I turn back around as I drop through the atmosphere and head towards the facility. At this distance I can easily pick out the individual bundles of desire that mark out the locations of the crew. The already trained War Hounds stand out, with their simple and strong desire sets clearly distinct from the confused messes of the yet-to-be-processed unowned orphans or the complex structures of the soldiers and civilian workers. Xor gave me a description of the interior, but he hadn't been back since his first year of service and he wasn't allowed to wander far. Risk a scan or plug myself into the facility's internals once I get inside?
I think I'd rather know in advance if they can detect ring activity, actually.
Ring, scan that facility and get me a map.
Compliance.
Data received and
phase just in case…
Huh. The processing centre is well armoured, guarded and has an independent force field system, but there's nothing…
Exotic happening there. No weird Bleed effects preparing to boot me out of the universe, no arbitrarily powerful magics… Sure, a lot of brainwashed people with plasma weapons and super strength, but those are comparatively simple to bypass.
And… It doesn't look like anyone detected that.
Huh.
Alright, I'm not going to complain. The facility's primary force field is not up by default, so… I can.. just fly through the walls?
I mean,
okay, but…
I suppose that not everyone has a chunk of the Anti-Monitor's armour stuffed away in their secret research centre.

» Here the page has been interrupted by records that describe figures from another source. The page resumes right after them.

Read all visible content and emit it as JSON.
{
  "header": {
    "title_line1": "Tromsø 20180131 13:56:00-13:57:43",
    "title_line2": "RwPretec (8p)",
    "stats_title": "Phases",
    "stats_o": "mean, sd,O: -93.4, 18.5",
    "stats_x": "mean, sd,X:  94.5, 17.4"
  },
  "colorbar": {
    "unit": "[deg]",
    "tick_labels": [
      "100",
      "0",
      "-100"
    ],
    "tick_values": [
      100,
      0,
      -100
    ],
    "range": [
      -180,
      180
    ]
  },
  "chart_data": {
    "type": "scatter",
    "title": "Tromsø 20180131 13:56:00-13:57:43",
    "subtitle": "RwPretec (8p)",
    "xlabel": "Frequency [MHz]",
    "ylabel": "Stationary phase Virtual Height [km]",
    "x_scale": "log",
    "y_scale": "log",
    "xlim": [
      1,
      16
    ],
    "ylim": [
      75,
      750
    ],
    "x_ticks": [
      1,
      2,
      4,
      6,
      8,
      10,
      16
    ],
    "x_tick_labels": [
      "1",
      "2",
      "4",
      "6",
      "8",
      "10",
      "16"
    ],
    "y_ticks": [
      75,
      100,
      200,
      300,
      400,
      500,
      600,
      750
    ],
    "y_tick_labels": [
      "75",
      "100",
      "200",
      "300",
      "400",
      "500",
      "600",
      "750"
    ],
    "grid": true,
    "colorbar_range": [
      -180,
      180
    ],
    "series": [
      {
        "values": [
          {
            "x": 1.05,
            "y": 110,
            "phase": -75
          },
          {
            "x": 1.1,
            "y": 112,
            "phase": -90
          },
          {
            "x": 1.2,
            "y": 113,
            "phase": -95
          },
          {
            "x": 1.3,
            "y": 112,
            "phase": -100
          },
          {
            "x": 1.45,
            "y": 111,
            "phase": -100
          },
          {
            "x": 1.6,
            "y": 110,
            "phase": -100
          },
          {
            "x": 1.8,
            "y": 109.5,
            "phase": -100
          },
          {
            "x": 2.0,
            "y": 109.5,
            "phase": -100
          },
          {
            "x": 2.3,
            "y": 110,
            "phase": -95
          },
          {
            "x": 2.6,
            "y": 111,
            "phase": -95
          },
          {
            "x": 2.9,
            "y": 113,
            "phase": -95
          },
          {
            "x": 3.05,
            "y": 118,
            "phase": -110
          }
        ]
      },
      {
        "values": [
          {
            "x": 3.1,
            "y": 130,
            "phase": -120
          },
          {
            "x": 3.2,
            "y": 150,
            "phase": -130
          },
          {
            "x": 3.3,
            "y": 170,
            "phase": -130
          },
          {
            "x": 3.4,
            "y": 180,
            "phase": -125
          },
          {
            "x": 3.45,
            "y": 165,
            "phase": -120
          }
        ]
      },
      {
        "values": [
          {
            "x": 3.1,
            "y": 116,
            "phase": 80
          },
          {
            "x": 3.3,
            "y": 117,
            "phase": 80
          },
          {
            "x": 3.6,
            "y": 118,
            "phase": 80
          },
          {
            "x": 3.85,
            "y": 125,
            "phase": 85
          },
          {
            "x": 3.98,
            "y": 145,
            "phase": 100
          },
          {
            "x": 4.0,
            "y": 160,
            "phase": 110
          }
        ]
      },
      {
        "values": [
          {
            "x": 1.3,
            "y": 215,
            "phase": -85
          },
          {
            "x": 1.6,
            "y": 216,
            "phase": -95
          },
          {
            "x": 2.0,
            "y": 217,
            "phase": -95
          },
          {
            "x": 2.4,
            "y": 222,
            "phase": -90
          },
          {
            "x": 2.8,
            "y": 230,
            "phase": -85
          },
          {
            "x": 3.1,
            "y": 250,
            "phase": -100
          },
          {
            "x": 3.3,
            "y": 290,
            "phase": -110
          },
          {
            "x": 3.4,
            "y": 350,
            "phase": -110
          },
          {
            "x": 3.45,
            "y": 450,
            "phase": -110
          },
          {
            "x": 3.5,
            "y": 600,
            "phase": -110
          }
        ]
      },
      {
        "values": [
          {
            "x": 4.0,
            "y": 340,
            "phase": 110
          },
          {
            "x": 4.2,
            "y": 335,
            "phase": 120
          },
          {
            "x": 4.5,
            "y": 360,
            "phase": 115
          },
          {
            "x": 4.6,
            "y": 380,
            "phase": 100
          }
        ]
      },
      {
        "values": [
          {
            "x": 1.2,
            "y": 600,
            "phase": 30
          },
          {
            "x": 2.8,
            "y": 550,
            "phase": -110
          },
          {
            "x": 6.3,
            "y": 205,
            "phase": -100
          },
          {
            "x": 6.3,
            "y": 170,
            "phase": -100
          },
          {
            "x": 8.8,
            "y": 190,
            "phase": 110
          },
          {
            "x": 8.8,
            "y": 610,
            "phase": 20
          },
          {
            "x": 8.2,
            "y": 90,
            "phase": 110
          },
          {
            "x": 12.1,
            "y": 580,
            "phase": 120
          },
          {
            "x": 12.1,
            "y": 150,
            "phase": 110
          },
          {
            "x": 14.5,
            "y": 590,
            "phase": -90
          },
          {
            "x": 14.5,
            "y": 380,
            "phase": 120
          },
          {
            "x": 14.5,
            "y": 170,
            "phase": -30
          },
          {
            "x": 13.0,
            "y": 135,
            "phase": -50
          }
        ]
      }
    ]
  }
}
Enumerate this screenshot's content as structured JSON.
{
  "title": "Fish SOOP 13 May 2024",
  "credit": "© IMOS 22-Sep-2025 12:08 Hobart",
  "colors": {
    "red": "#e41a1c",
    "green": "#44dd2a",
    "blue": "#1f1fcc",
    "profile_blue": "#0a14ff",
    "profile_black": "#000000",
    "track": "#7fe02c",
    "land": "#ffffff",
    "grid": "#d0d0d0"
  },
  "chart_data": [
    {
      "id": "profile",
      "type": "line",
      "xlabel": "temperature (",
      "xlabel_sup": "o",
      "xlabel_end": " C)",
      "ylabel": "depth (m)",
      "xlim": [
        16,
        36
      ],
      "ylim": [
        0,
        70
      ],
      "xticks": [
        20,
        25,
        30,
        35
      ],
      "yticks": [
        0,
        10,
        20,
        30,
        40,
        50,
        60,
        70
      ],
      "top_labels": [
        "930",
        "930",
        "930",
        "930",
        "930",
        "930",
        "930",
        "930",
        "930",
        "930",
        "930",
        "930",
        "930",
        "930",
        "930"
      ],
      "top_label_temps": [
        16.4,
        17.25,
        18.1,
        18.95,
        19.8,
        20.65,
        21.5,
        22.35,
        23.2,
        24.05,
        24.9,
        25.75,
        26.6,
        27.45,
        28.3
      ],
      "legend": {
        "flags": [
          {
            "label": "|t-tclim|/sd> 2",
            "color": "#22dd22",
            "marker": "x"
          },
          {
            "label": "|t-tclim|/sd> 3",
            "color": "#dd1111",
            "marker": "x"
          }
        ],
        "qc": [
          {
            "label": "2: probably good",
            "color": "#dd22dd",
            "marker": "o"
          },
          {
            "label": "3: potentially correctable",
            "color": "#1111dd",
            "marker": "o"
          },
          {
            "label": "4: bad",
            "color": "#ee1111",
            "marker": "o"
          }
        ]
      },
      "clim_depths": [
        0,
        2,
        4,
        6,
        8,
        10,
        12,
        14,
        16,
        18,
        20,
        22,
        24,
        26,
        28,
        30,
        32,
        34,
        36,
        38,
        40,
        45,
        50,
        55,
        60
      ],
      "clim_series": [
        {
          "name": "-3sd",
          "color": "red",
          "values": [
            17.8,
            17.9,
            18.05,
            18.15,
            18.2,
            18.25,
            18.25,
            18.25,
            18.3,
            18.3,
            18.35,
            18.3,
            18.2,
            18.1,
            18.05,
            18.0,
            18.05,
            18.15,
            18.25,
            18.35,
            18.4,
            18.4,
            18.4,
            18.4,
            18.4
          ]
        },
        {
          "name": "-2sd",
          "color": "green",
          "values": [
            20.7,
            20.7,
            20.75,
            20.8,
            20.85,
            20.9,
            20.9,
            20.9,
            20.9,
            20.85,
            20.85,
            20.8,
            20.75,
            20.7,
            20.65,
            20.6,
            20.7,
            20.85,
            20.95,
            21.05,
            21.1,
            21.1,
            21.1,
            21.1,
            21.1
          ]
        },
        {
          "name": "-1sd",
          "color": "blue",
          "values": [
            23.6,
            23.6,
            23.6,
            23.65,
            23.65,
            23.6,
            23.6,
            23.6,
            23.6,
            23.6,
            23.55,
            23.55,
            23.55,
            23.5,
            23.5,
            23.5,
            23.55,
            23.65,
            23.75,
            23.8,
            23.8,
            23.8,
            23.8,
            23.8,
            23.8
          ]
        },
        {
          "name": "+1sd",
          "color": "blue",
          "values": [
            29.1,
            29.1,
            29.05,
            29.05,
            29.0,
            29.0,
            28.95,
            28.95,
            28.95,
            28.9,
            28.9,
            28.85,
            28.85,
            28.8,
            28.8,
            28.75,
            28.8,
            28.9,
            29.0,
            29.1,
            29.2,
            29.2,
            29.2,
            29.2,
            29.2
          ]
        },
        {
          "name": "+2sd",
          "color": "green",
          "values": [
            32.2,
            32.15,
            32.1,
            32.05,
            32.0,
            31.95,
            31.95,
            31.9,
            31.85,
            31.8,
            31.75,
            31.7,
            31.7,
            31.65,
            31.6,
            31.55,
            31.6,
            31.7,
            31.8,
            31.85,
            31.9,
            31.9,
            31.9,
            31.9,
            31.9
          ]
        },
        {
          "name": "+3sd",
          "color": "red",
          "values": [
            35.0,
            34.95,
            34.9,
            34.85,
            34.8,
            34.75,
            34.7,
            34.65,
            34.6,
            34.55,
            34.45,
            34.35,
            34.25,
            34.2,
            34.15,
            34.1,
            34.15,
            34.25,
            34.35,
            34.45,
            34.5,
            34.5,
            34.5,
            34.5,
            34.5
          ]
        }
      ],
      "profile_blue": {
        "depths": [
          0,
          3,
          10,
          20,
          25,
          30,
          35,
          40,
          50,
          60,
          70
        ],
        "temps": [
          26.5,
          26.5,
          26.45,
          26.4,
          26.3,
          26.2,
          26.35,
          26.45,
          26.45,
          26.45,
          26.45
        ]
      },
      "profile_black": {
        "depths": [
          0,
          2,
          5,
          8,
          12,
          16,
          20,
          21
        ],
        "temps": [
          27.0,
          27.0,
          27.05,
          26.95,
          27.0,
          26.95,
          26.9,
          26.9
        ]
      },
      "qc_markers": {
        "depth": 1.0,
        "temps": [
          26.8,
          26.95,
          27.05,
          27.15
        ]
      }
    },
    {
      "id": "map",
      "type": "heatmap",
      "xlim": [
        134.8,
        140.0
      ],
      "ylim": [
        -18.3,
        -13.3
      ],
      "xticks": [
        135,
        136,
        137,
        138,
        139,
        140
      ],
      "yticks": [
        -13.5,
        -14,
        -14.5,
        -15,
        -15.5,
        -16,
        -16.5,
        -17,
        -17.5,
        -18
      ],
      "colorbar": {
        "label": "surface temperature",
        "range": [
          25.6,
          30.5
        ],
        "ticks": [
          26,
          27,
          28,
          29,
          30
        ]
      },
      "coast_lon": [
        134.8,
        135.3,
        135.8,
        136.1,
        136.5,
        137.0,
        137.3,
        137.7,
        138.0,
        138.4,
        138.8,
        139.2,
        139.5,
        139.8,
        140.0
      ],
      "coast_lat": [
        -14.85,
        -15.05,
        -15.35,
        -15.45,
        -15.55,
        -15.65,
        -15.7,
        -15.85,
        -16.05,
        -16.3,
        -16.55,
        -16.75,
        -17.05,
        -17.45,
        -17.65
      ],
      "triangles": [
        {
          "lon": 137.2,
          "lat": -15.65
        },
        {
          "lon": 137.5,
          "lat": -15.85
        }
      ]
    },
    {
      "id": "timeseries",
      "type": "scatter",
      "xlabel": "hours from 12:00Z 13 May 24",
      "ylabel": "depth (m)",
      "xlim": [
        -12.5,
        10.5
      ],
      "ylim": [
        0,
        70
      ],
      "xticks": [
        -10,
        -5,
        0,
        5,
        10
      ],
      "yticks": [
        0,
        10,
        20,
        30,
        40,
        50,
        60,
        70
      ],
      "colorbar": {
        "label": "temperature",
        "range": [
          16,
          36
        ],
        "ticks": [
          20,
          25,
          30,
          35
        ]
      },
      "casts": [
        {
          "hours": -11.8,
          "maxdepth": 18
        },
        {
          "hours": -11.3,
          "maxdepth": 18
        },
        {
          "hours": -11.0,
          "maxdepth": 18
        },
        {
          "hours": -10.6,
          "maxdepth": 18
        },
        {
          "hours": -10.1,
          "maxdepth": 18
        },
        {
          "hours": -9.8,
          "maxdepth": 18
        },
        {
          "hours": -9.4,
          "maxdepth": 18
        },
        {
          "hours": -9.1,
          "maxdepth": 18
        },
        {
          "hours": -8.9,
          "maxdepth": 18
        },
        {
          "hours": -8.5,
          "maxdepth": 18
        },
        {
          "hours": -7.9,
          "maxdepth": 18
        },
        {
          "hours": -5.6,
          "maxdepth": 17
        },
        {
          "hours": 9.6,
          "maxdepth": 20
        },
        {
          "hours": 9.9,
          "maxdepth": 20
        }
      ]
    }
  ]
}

The exterior is thick enough to take a few seconds of orbital pounding before the shields go up, but I phase through it without resistance. On the other side is… Part of the force field emitter array. Nothing… Exceptional-looking about it. Solid construction, a few redundancies for when the strain starts to overload parts but not enough to be wasteful. That sort of overload is generally the result of holding off a sustained assault below its theoretical maximum failure threshold for a extended period of time. Generally, an attacker will give up or blast through before that really becomes a concern, but some planetside facilities are built this way.
No pressing need to do anything to it. It's
possible to build remote construct bombs but I haven't really practised the technique and they're not any better than their more conventional counterparts. I could build a stealth explosive, but… It increases the risk of me being detected and… In the event that I
did have to fight my way out it wouldn't save me
much time. Best just leave it.
Bypassing the door and any sensors that are built into it I phase through the wall. A wide corridor, with a weakly armoured exterior-facing wall and a heavily armoured interior-facing one so that in the event the shield generator explodes the blast is channelled away from the armoured exterior without penetrating the facility. A short distance away I see a work crew doing something to the lighting system while an armed patrol is patrolling without any obvious haste. Regular soldiers, not War Hounds. Aside from the paint scheme they're equipped exactly as the police are.
Okay, I want to go down and inward. The primary computer core is my first stop, then the independent core used by the mental programming system. Those are near the bottom of the facility. Next are the living quarters, on the grounds that they're low-security and it doesn't matter all that much if they're overrun by attackers or destroyed by incoming fire. And-.
I stop halfway out of the wall as I see a child of perhaps… Five? Sitting motionless on a futon in the corner of a bare room. Her head is tilted slightly towards the floor and she's… Just… Staring blankly.
…
There aren't any female War Hounds. Since their artificial bodies are designed purely for combat there wouldn't be much point in including a womb or mammaries. But they'll take whatever brains they can get.
She's just going to sit there until… They decide that it's time to scoop out her brain. I suspect that her original body will then be destroyed as medical waste. Either that, or cut up for transplant parts. And
yes, she won't be using them any more and she won't be
dead…
But as unpleasant as that is, there's a reason why I'm here and Guy
isn't.
I fly past her and drop through the floor.